Heh! SUCKAS! There is no secret. I'm sorry to disappoint you.

I hear that A LOT. The answer... I just do what I have to, to get through... and then I look back and wonder how I did it! The same way a lot of people do.

Comparison... it's a killer. It kills my self-esteem regularly. I'm betting it kills yours too. Well, STOP. Let me be the voice of reason. 

Here is the thing, we do it because we have to. When you're faced with a situation, you can either curl up in the fetal position like a crack head in withdrawal, walk away, or keep on keepin' on.

Quiting isn't in me. 

And while I'm flattered that people seem to think I'm capable and handle my little brood, rather well, they see a quick glimpse of what really goes on. 

They FAIL to see the many, many, moments of Crazy and the constant effort to control my very hormonal and out of control emotions. They fail to see the ridiculous way that I often LOSE that control and yell and scream at my kids because they just "won't shut the freak up". I'm not even going to pretend that they never get cussed at... they do. I'm MOST CERTAINLY NOT proud of it. I don't like it. I beat myself up over it all day long.

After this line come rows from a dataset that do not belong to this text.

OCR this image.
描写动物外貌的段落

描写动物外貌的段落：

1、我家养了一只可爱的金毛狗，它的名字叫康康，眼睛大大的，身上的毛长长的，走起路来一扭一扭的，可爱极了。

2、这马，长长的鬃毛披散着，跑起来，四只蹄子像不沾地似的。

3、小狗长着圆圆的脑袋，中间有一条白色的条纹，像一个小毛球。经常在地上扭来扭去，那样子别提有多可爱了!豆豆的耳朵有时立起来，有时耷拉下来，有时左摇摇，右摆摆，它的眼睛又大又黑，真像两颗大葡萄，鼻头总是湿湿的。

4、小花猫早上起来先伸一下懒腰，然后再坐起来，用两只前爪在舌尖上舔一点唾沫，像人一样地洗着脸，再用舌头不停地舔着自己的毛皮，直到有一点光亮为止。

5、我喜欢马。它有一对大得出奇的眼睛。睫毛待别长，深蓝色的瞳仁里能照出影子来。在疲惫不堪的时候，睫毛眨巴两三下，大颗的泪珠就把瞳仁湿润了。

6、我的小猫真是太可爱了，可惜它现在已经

They don't deliberately make my life miserable in those awful parts of the day.... well, sometimes they do... very purposely misbehave and do the complete opposite of what I say or ask... over and over and over.

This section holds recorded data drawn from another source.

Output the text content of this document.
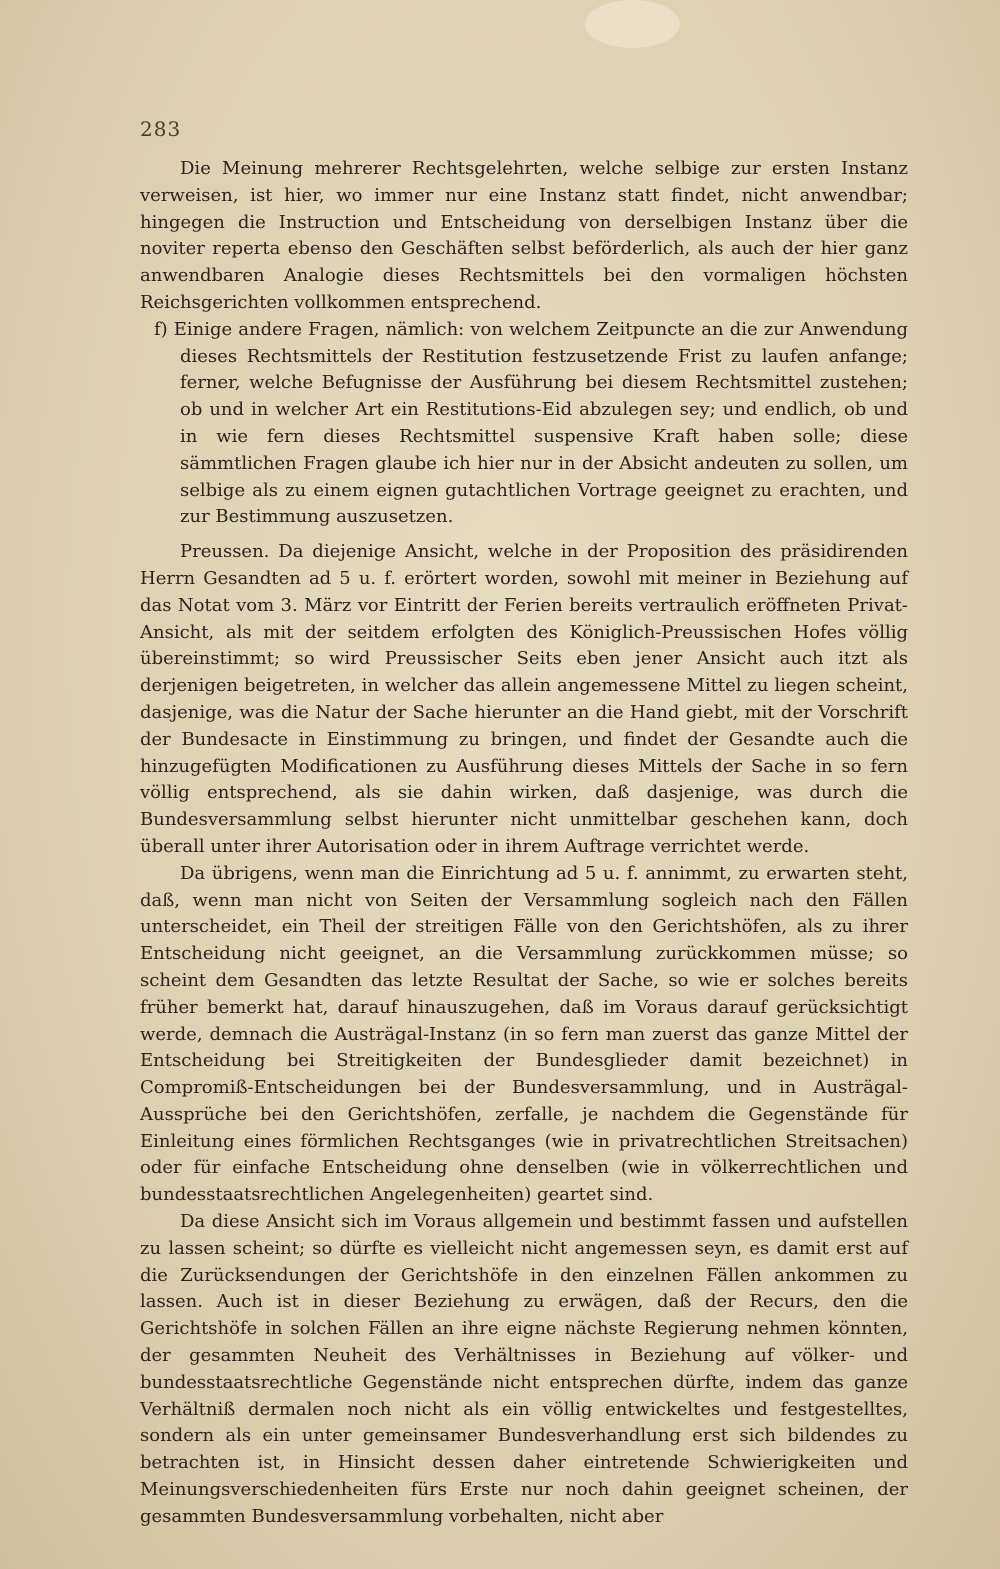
283

Die Meinung mehrerer Rechtsgelehrten, welche selbige zur ersten Instanz verweisen, ist hier, wo immer nur eine Instanz statt findet, nicht anwendbar; hingegen die Instruction und Entscheidung von derselbigen Instanz über die noviter reperta ebenso den Geschäften selbst beförderlich, als auch der hier ganz anwendbaren Analogie dieses Rechtsmittels bei den vormaligen höchsten Reichsgerichten vollkommen entsprechend.

f) Einige andere Fragen, nämlich: von welchem Zeitpuncte an die zur Anwendung dieses Rechtsmittels der Restitution festzusetzende Frist zu laufen anfange; ferner, welche Befugnisse der Ausführung bei diesem Rechtsmittel zustehen; ob und in welcher Art ein Restitutions-Eid abzulegen sey; und endlich, ob und in wie fern dieses Rechtsmittel suspensive Kraft haben solle; diese sämmtlichen Fragen glaube ich hier nur in der Absicht andeuten zu sollen, um selbige als zu einem eignen gutachtlichen Vortrage geeignet zu erachten, und zur Bestimmung auszusetzen.

Preussen. Da diejenige Ansicht, welche in der Proposition des präsidirenden Herrn Gesandten ad 5 u. f. erörtert worden, sowohl mit meiner in Beziehung auf das Notat vom 3. März vor Eintritt der Ferien bereits vertraulich eröffneten Privat-Ansicht, als mit der seitdem erfolgten des Königlich-Preussischen Hofes völlig übereinstimmt; so wird Preussischer Seits eben jener Ansicht auch itzt als derjenigen beigetreten, in welcher das allein angemessene Mittel zu liegen scheint, dasjenige, was die Natur der Sache hierunter an die Hand giebt, mit der Vorschrift der Bundesacte in Einstimmung zu bringen, und findet der Gesandte auch die hinzugefügten Modificationen zu Ausführung dieses Mittels der Sache in so fern völlig entsprechend, als sie dahin wirken, daß dasjenige, was durch die Bundesversammlung selbst hierunter nicht unmittelbar geschehen kann, doch überall unter ihrer Autorisation oder in ihrem Auftrage verrichtet werde.

Da übrigens, wenn man die Einrichtung ad 5 u. f. annimmt, zu erwarten steht, daß, wenn man nicht von Seiten der Versammlung sogleich nach den Fällen unterscheidet, ein Theil der streitigen Fälle von den Gerichtshöfen, als zu ihrer Entscheidung nicht geeignet, an die Versammlung zurückkommen müsse; so scheint dem Gesandten das letzte Resultat der Sache, so wie er solches bereits früher bemerkt hat, darauf hinauszugehen, daß im Voraus darauf gerücksichtigt werde, demnach die Austrägal-Instanz (in so fern man zuerst das ganze Mittel der Entscheidung bei Streitigkeiten der Bundesglieder damit bezeichnet) in Compromiß-Entscheidungen bei der Bundesversammlung, und in Austrägal-Aussprüche bei den Gerichtshöfen, zerfalle, je nachdem die Gegenstände für Einleitung eines förmlichen Rechtsganges (wie in privatrechtlichen Streitsachen) oder für einfache Entscheidung ohne denselben (wie in völkerrechtlichen und bundesstaatsrechtlichen Angelegenheiten) geartet sind.

Da diese Ansicht sich im Voraus allgemein und bestimmt fassen und aufstellen zu lassen scheint; so dürfte es vielleicht nicht angemessen seyn, es damit erst auf die Zurücksendungen der Gerichtshöfe in den einzelnen Fällen ankommen zu lassen. Auch ist in dieser Beziehung zu erwägen, daß der Recurs, den die Gerichtshöfe in solchen Fällen an ihre eigne nächste Regierung nehmen könnten, der gesammten Neuheit des Verhältnisses in Beziehung auf völker- und bundesstaatsrechtliche Gegenstände nicht entsprechen dürfte, indem das ganze Verhältniß dermalen noch nicht als ein völlig entwickeltes und festgestelltes, sondern als ein unter gemeinsamer Bundesverhandlung erst sich bildendes zu betrachten ist, in Hinsicht dessen daher eintretende Schwierigkeiten und Meinungsverschiedenheiten fürs Erste nur noch dahin geeignet scheinen, der gesammten Bundesversammlung vorbehalten, nicht aber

 They are just kids... it's my job to teach them how to control themselves.. and ya know what? I realized the a little while back... that they act JUST like me. 

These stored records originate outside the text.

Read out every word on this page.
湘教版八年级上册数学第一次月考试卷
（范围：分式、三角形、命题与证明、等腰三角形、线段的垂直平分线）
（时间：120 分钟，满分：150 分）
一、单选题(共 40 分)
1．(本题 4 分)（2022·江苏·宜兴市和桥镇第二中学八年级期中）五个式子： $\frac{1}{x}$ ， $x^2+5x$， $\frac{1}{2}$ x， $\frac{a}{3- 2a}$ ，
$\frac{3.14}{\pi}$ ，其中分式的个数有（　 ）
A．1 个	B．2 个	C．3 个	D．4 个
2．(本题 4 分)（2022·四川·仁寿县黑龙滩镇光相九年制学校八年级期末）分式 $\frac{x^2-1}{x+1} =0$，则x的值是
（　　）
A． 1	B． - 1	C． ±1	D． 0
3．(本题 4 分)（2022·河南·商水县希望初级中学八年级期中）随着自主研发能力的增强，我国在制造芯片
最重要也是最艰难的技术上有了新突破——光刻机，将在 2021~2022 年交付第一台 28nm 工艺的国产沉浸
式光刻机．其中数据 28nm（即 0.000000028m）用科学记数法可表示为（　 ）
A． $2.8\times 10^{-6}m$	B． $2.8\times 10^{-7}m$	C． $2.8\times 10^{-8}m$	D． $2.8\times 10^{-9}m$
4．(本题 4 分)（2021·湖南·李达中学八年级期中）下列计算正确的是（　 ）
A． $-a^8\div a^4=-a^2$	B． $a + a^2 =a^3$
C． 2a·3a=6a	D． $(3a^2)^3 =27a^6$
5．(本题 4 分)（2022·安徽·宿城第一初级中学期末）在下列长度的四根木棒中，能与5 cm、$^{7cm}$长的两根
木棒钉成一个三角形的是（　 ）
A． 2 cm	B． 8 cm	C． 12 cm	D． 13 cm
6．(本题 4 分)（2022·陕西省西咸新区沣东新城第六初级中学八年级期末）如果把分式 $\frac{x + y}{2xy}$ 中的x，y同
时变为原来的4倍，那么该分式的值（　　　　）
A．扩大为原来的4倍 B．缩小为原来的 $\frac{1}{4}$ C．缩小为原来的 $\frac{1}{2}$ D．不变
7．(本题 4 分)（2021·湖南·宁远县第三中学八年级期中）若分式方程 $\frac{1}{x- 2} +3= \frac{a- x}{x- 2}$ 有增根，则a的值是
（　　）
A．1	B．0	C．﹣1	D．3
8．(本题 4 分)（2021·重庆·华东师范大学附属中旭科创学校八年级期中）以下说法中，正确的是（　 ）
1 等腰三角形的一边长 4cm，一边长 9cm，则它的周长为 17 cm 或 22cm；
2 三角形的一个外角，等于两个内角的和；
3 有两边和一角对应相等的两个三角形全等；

For example, the other day Jeffrey did something {I don't remember what, that's how unimportant and petty it was} but it made me SO MAD. To avoid screaming at him and in front of the kids I stormed into my bedroom, closed the door and unleashed whatever thoughts were in my head and needed out, out into my bedroom. 

Just an hour before, Bailey was upset about something, and would not calm down. I sent her to her room. She stormed into her room, slammed the door, and continued to scream out a monologue of frustration. 

BIG FREAKING SHOCKER. I'm clearly lacking in the example department. Why it took me so long to figure out why they can't just act like normal kids... well, I can be dense sometimes. 

It is humbling, and makes me appreciate Jesus Christ and his immense sacrifice and atonement for my sins and shortcomings. That I can continually start new and repent and try harder every day to NOT be THAT mom... you know the white trash mom in the grocery store, that you wonder why she is being so harsh on her out of control kids.

I have my white trash moments regularly. Though, I have just as many moments that I impress myself and enable me to keep going. 

One of the tender mercies of parenting is the nature of children. They are loving, teachable, forgiving, and resilient. No wonder we are told in the scriptures to become as little children. 

I'm not sure what this rant is about any more. But all of you moms that think you can't do it, or couldn't handle it... yes, yes, you can. It make take time to get it right... and we all like to put on a facade, don't we. Stop comparing yourself. I saw a meme the other day that said: 

"The reason we struggle with insecurity, is because we compare our behind-the-scenes with everyone else's highlight reel."
   - Steve Furtick

So just stop it. It is what it is, and all you can do is try harder to be a little better. Stop comparing and have confidence in yourself and that Heavenly Father knows your abilities and potential. He typically has much better things in store for us than we would ever imagine for ourselves and he's always there waiting for us to ask for help. 

I'm not sure this even makes sense anymore... it's aaallllllll over the place. I'm a squirrel. Bailey gets that honestly, as well.

There. My rant for the month. Thanks for tuning in.